M. Aroui, d’après qui l’opération est encore en cours, n’a pas écarté que l’attaque ait été menée par plus d’une personne.
« C’est une attaque terroriste contre l’hôtel. L’auteur de l’opération a été abattu mais (…) il pourrait y en avoir davantage. Qu’il y ait d’autres éléments avec lui, nous ne pouvons ni le confirmer ni l’infirmer » pour l’instant, a-t-il dit à la télévision nationale.
La Tunisie disait craindre des attentats à l’approche de la saison touristique et avait annoncé des mesures sécuritaires accrues. Des menaces provenant de comptes sur les réseaux sociaux liés à la mouvance jihadiste avaient menacé de nouvelles attaques durant l’été.
-‘Calme mortel’-
Un touriste britannique a indiqué à la télévision SkyNews que l’attaque s’était produite vers midi (11H00 GMT).

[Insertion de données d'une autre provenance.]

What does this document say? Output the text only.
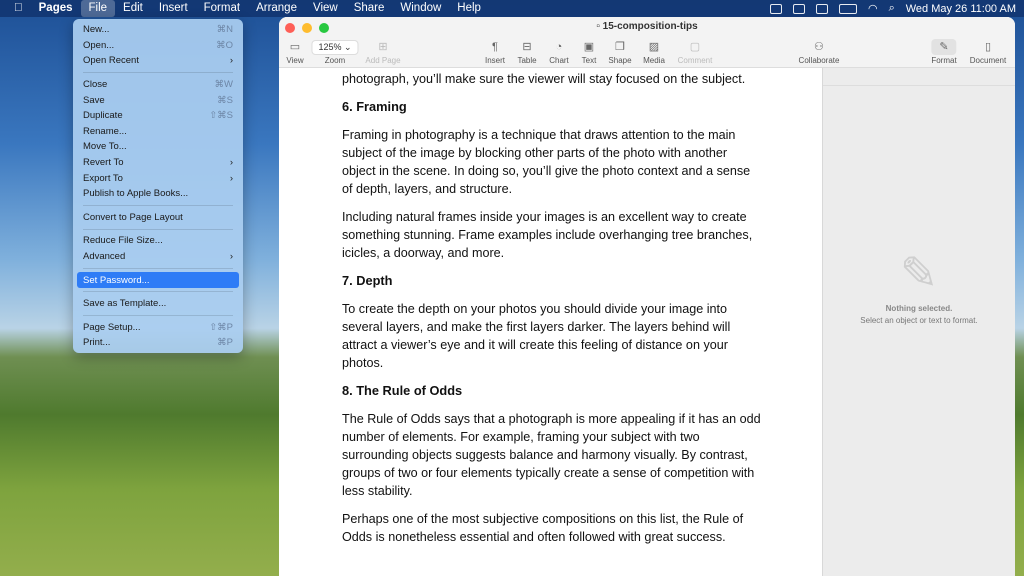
Pages	File	Edit	Insert	Format	Arrange	View	Share	Window	Help	◠ ⌕ Wed May 26 11:00 AM
New...	⌘N
Open...	⌘O
Open Recent	›
Close	⌘W
Save	⌘S
Duplicate	⇧⌘S
Rename...
Move To...
Revert To	›
Export To	›
Publish to Apple Books...
Convert to Page Layout
Reduce File Size...
Advanced	›
Set Password...
Save as Template...
Page Setup...	⇧⌘P
Print...	⌘P
▫ 15-composition-tips
▭
View
125% ⌄
Zoom
⊞
Add Page
¶
Insert
⊟
Table
◔
Chart
▣
Text
❐
Shape
▨
Media
▢
Comment
⚇
Collaborate
✎
Format
▯
Document

photograph, you’ll make sure the viewer will stay focused on the subject.

6. Framing

Framing in photography is a technique that draws attention to the main subject of the image by blocking other parts of the photo with another object in the scene. In doing so, you’ll give the photo context and a sense of depth, layers, and structure.

Including natural frames inside your images is an excellent way to create something stunning. Frame examples include overhanging tree branches, icicles, a doorway, and more.

7. Depth

To create the depth on your photos you should divide your image into several layers, and make the first layers darker. The layers behind will attract a viewer’s eye and it will create this feeling of distance on your photos.

8. The Rule of Odds

The Rule of Odds says that a photograph is more appealing if it has an odd number of elements. For example, framing your subject with two surrounding objects suggests balance and harmony visually. By contrast, groups of two or four elements typically create a sense of competition with less stability.

Perhaps one of the most subjective compositions on this list, the Rule of Odds is nonetheless essential and often followed with great success.

✎
Nothing selected.
Select an object or text to format.
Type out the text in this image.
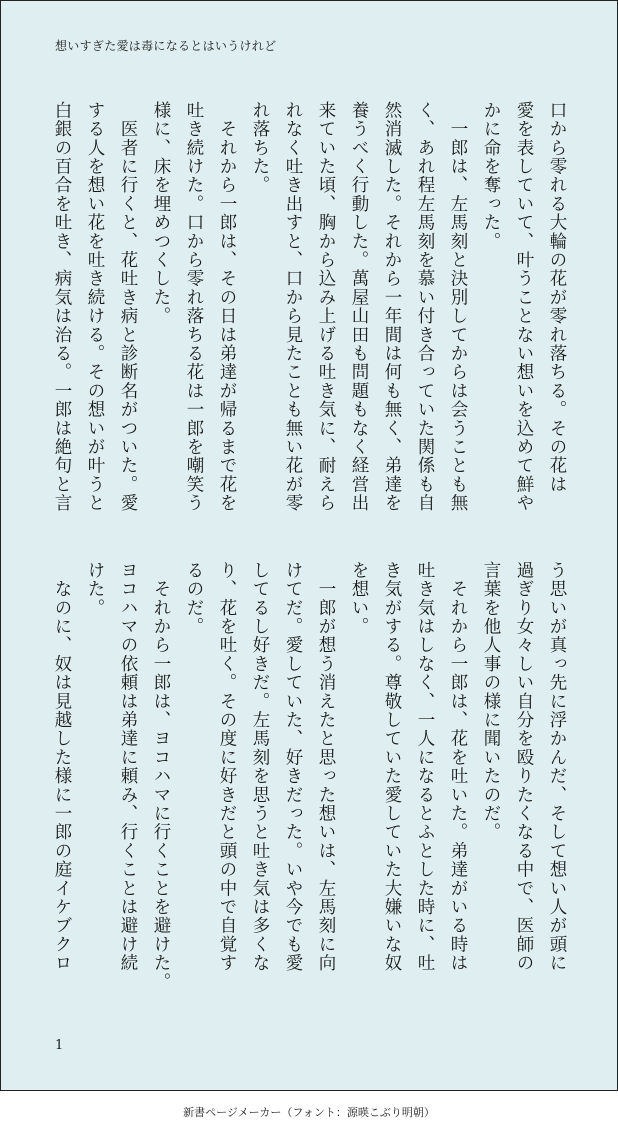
想いすぎた愛は毒になるとはいうけれど

口から零れる大輪の花が零れ落ちる。その花は

愛を表していて、叶うことない想いを込めて鮮や

かに命を奪った。

　一郎は、左馬刻と決別してからは会うことも無

く、あれ程左馬刻を慕い付き合っていた関係も自

然消滅した。それから一年間は何も無く、弟達を

養うべく行動した。萬屋山田も問題もなく経営出

来ていた頃、胸から込み上げる吐き気に、耐えら

れなく吐き出すと、口から見たことも無い花が零

れ落ちた。

　それから一郎は、その日は弟達が帰るまで花を

吐き続けた。口から零れ落ちる花は一郎を嘲笑う

様に、床を埋めつくした。

　医者に行くと、花吐き病と診断名がついた。愛

する人を想い花を吐き続ける。その想いが叶うと

白銀の百合を吐き、病気は治る。一郎は絶句と言

う思いが真っ先に浮かんだ、そして想い人が頭に

過ぎり女々しい自分を殴りたくなる中で、医師の

言葉を他人事の様に聞いたのだ。

　それから一郎は、花を吐いた。弟達がいる時は

吐き気はしなく、一人になるとふとした時に、吐

き気がする。尊敬していた愛していた大嫌いな奴

を想い。

　一郎が想う消えたと思った想いは、左馬刻に向

けてだ。愛していた、好きだった。いや今でも愛

してるし好きだ。左馬刻を思うと吐き気は多くな

り、花を吐く。その度に好きだと頭の中で自覚す

るのだ。

　それから一郎は、ヨコハマに行くことを避けた。

ヨコハマの依頼は弟達に頼み、行くことは避け続

けた。

　なのに、奴は見越した様に一郎の庭イケブクロ

1
新書ページメーカー（フォント：源暎こぶり明朝）
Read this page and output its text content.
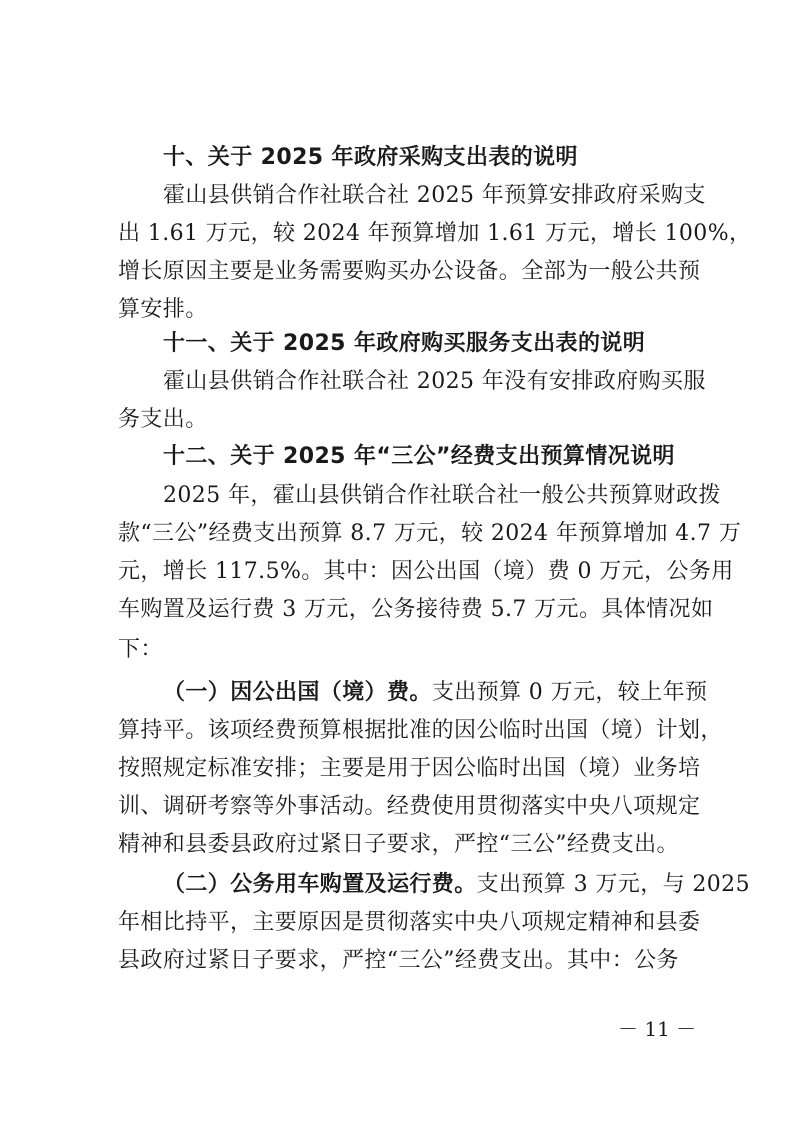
十、关于 2025 年政府采购支出表的说明
霍山县供销合作社联合社 2025 年预算安排政府采购支
出 1.61 万元，较 2024 年预算增加 1.61 万元，增长 100%，
增长原因主要是业务需要购买办公设备。全部为一般公共预
算安排。
十一、关于 2025 年政府购买服务支出表的说明
霍山县供销合作社联合社 2025 年没有安排政府购买服
务支出。
十二、关于 2025 年“三公”经费支出预算情况说明
2025 年，霍山县供销合作社联合社一般公共预算财政拨
款“三公”经费支出预算 8.7 万元，较 2024 年预算增加 4.7 万
元，增长 117.5%。其中：因公出国（境）费 0 万元，公务用
车购置及运行费 3 万元，公务接待费 5.7 万元。具体情况如
下：
（一）因公出国（境）费。支出预算 0 万元，较上年预
算持平。该项经费预算根据批准的因公临时出国（境）计划，
按照规定标准安排；主要是用于因公临时出国（境）业务培
训、调研考察等外事活动。经费使用贯彻落实中央八项规定
精神和县委县政府过紧日子要求，严控“三公”经费支出。
（二）公务用车购置及运行费。支出预算 3 万元，与 2025
年相比持平，主要原因是贯彻落实中央八项规定精神和县委
县政府过紧日子要求，严控“三公”经费支出。其中：公务
－ 11 －
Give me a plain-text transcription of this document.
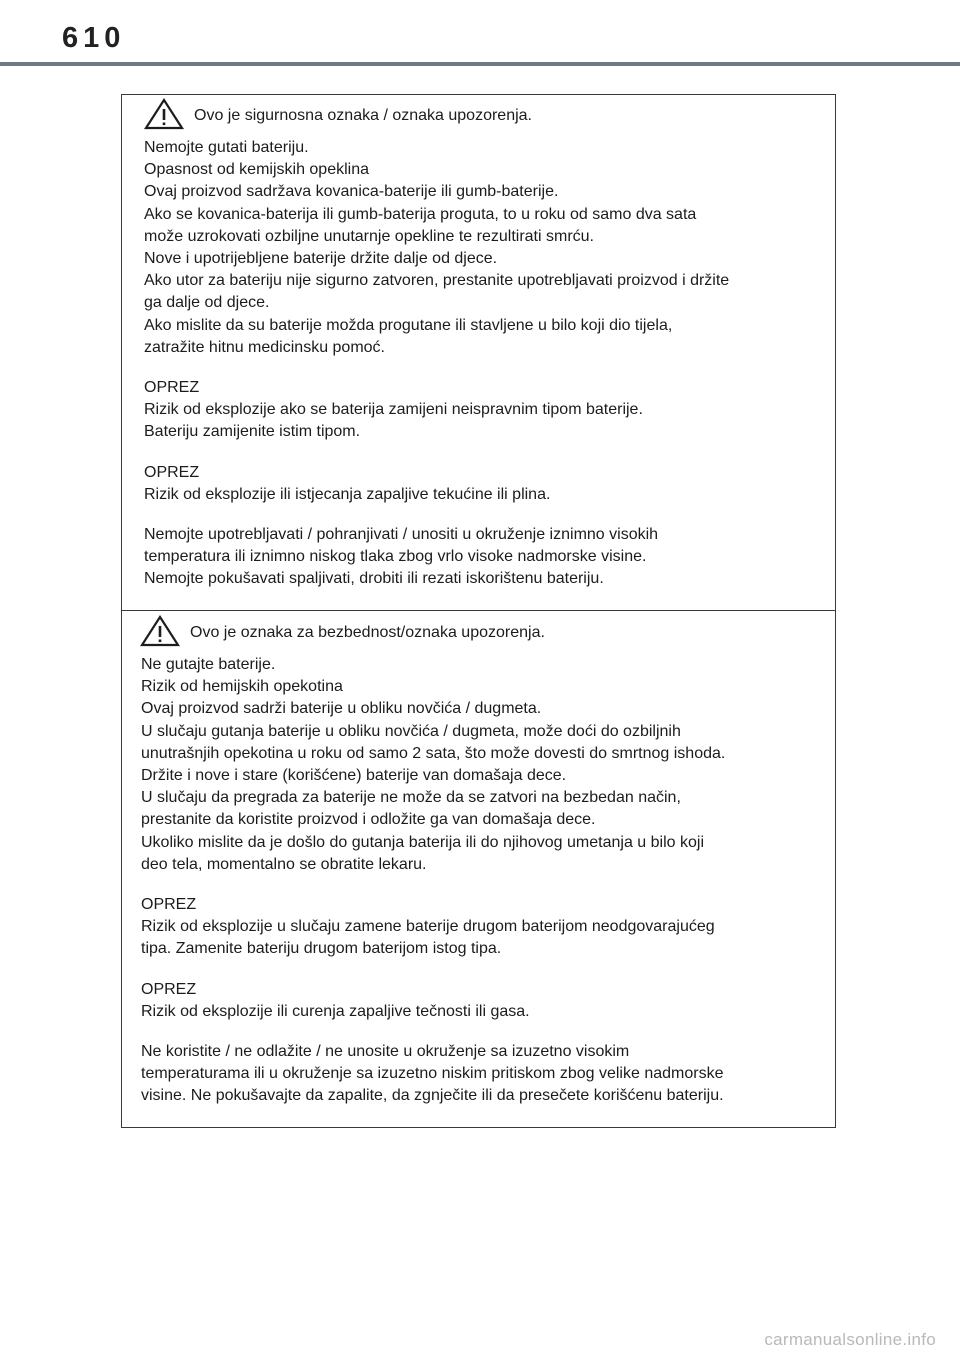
610
Ovo je sigurnosna oznaka / oznaka upozorenja.

Nemojte gutati bateriju.
Opasnost od kemijskih opeklina
Ovaj proizvod sadržava kovanica-baterije ili gumb-baterije.
Ako se kovanica-baterija ili gumb-baterija proguta, to u roku od samo dva sata
može uzrokovati ozbiljne unutarnje opekline te rezultirati smrću.
Nove i upotrijebljene baterije držite dalje od djece.
Ako utor za bateriju nije sigurno zatvoren, prestanite upotrebljavati proizvod i držite
ga dalje od djece.
Ako mislite da su baterije možda progutane ili stavljene u bilo koji dio tijela,
zatražite hitnu medicinsku pomoć.

OPREZ
Rizik od eksplozije ako se baterija zamijeni neispravnim tipom baterije.
Bateriju zamijenite istim tipom.

OPREZ
Rizik od eksplozije ili istjecanja zapaljive tekućine ili plina.

Nemojte upotrebljavati / pohranjivati / unositi u okruženje iznimno visokih
temperatura ili iznimno niskog tlaka zbog vrlo visoke nadmorske visine.
Nemojte pokušavati spaljivati, drobiti ili rezati iskorištenu bateriju.

Ovo je oznaka za bezbednost/oznaka upozorenja.

Ne gutajte baterije.
Rizik od hemijskih opekotina
Ovaj proizvod sadrži baterije u obliku novčića / dugmeta.
U slučaju gutanja baterije u obliku novčića / dugmeta, može doći do ozbiljnih
unutrašnjih opekotina u roku od samo 2 sata, što može dovesti do smrtnog ishoda.
Držite i nove i stare (korišćene) baterije van domašaja dece.
U slučaju da pregrada za baterije ne može da se zatvori na bezbedan način,
prestanite da koristite proizvod i odložite ga van domašaja dece.
Ukoliko mislite da je došlo do gutanja baterija ili do njihovog umetanja u bilo koji
deo tela, momentalno se obratite lekaru.

OPREZ
Rizik od eksplozije u slučaju zamene baterije drugom baterijom neodgovarajućeg
tipa. Zamenite bateriju drugom baterijom istog tipa.

OPREZ
Rizik od eksplozije ili curenja zapaljive tečnosti ili gasa.

Ne koristite / ne odlažite / ne unosite u okruženje sa izuzetno visokim
temperaturama ili u okruženje sa izuzetno niskim pritiskom zbog velike nadmorske
visine. Ne pokušavajte da zapalite, da zgnječite ili da presečete korišćenu bateriju.

carmanualsonline.info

« Mon fils de 22 ans venait de retourner se baigner (…) quand on a vu à une centaine de mètres à notre gauche ce qu’on pensait être des feux d’artifices », a raconté Gary Pine, venu de Bristol, dans le sud-ouest de l’Angleterre. « C’est seulement quand on a commencé à entendre des balles fuser qu’on a réalisé que c’était beaucoup plus grave que des feux d’artifice ».
« Il y a eu un exode massif de la plage (…) et il y a eu quelques blessés légers dans le choc ou la panique », a-t-il ajouté. « J’estime avoir entendu une vingtaine ou une trentaine de coups de feu, il y en avait pas mal ».
« Je suis maintenant à la réception avec environ 200 autres clients étrangers. Doit-on partir? Où aller? C’est d’un calme mortel maintenant », a-t-il encore dit.
L’ambassade de France à Tunis a appelé ses ressortissants par SMS à la vigilance et à « limiter les déplacements et à éviter les rassemblements ».
En 2013 (BIEN: 2013) un kamikaze s’était fait exploser sur une plage de Sousse, mais sans faire de victimes.
Cette nouvelle attaque survient un peu plus de trois mois après l’attentat sanglant contre le musée du Bardo à Tunis, revendiqué par l’EI. 21 touristes et un policier tunisien avaient péri dans cette attaque menée le 18 mars.
Après cet attentat, le secteur stratégique du tourisme a enregistré en avril de très mauvais résultats, avec un recul sur un an de 25,7% du nombre de touristes et de 26,3% des recettes en devises.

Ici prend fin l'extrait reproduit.